Amps Volts Watts Guide: Size Linear Actuator Power

Volts push current through the circuit. Amps measure how much current flows. Watts measure electrical power.

What is the simple explanation?

A 12V actuator pulling 10A uses 120W while it runs. If the load increases and current rises, power rises too.

Use the formula below to calculate actuator power.

Watts = volts × amps

What should the calculator inputs be?

Use this as a first-pass sizing tool. Then confirm the final choice against the actual FIRGELLI product page, the wiring diagram, and your real mounting geometry.

How do you use this calculator?

1. Enter the real project values, not guesses from a different mechanism.
2. Use measured current, load, stroke, voltage, or signal values where you can.
3. Add margin for real brackets, wiring, friction, and installation conditions.
4. Click Calculate to see your result.

How should you size actuator power?

Match voltage first. A 12V actuator needs a 12V DC supply. Then size current for the highest current the system may see, especially if multiple actuators run together.

Do not size the power supply from free-running current only. A loaded actuator pulls more current, and startup current can jump above normal running current.

What is a simple example?

2 actuators each pull 8A on a 12V system. Total current = 8 × 2 = 16A.

Watts = 12 × 16 = 192W. With 1.25x margin, power supply target = 20A, or 240W.

Recommended FIRGELLI setup

Which FIRGELLI products fit this job?

Choose power supplies from voltage, total current, margin, and installation environment.

AC to DC Power Supply 12V 30A

Use this when the project plugs into wall power and needs a 12V DC supply with high current capacity.

View 12V 30A Power Supply

Water Resistant 12V 30A Power Supply

Use this when the power supply location needs a water-resistant 12V 30A option.

View Water Resistant Supply

DC Power Adaptor 12V

Use this for smaller 12V actuator projects where the current demand fits the adaptor rating.

View DC Power Adaptor

For controls, match the current rating of the switches, relays, or motor driver to the actuator system.

What are common mistakes when using this calculator?

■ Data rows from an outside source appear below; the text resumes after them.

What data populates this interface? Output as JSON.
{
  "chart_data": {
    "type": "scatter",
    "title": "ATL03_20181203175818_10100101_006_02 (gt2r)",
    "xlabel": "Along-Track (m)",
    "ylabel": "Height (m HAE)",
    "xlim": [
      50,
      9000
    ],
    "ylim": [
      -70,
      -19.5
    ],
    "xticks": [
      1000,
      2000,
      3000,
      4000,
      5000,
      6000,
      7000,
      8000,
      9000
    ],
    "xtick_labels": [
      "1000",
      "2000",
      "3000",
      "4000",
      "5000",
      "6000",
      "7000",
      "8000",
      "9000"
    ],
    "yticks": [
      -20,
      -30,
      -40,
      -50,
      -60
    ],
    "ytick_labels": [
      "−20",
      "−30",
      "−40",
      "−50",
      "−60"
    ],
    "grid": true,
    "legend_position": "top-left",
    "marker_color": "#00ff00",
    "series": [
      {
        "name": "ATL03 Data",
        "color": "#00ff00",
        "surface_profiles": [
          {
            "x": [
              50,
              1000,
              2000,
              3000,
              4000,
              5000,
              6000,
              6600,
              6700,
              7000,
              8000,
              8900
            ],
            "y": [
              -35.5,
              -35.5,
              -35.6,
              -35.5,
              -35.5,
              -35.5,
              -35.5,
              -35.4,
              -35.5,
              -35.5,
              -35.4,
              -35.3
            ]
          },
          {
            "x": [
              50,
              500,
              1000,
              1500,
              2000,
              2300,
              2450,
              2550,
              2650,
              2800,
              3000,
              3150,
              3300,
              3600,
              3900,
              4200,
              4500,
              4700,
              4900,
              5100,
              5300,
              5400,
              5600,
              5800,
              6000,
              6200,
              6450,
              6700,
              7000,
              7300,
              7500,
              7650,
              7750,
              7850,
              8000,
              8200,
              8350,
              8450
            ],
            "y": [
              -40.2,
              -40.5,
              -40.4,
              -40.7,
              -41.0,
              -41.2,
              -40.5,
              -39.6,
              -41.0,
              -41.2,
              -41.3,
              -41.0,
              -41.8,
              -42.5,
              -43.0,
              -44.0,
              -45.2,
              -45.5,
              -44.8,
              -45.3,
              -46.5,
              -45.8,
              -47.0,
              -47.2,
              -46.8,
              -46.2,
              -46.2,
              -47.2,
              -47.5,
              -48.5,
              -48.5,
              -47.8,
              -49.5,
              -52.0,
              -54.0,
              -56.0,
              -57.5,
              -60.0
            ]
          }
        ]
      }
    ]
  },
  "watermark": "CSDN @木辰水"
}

• Using free-running current instead of loaded current. The current on a spec sheet with no load is the lowest the actuator will ever pull. Use the loaded current, or measured current from your real mechanism.
• Ignoring startup current. Actuators draw a brief spike well above running current at startup. A supply sized exactly to running current can trip or shut down on that spike.
• Forgetting simultaneous actuators. If two or more actuators may run together, add their currents. A supply sized for one actuator will brown out when both move.
• Ignoring voltage drop on long wire runs. The supply may deliver 12V at its terminals but the actuator sees less under load. The calculator does not include wire losses — size wire separately.
• Skipping the margin. Sizing the supply at exactly running current leaves no room for friction, temperature, or load variation. 1.25x to 1.5x is the practical starting point.

How can you verify the calculator output is reasonable?

• Cross-check against the actuator product page. The current on the product page under rated load should match or exceed the value you entered. If you entered a lower number, recalculate.
• Measure current under real load. Put a clamp meter on the supply lead while the actuator drives the actual mechanism. If measured current exceeds your input value, resize.
• Check voltage at the actuator terminals under load. If the actuator terminals read significantly below the supply voltage during travel, voltage drop is real — use heavier wire or a shorter run.
• Confirm the supply does not overheat or shut down during repeated cycles. A supply at its limit will get hot or trip. If that happens, the calculator output was undersized.
• Run a full-stroke test under worst-case load. The end of travel and the start of travel are where current peaks. If the supply holds voltage at those points, the sizing is real.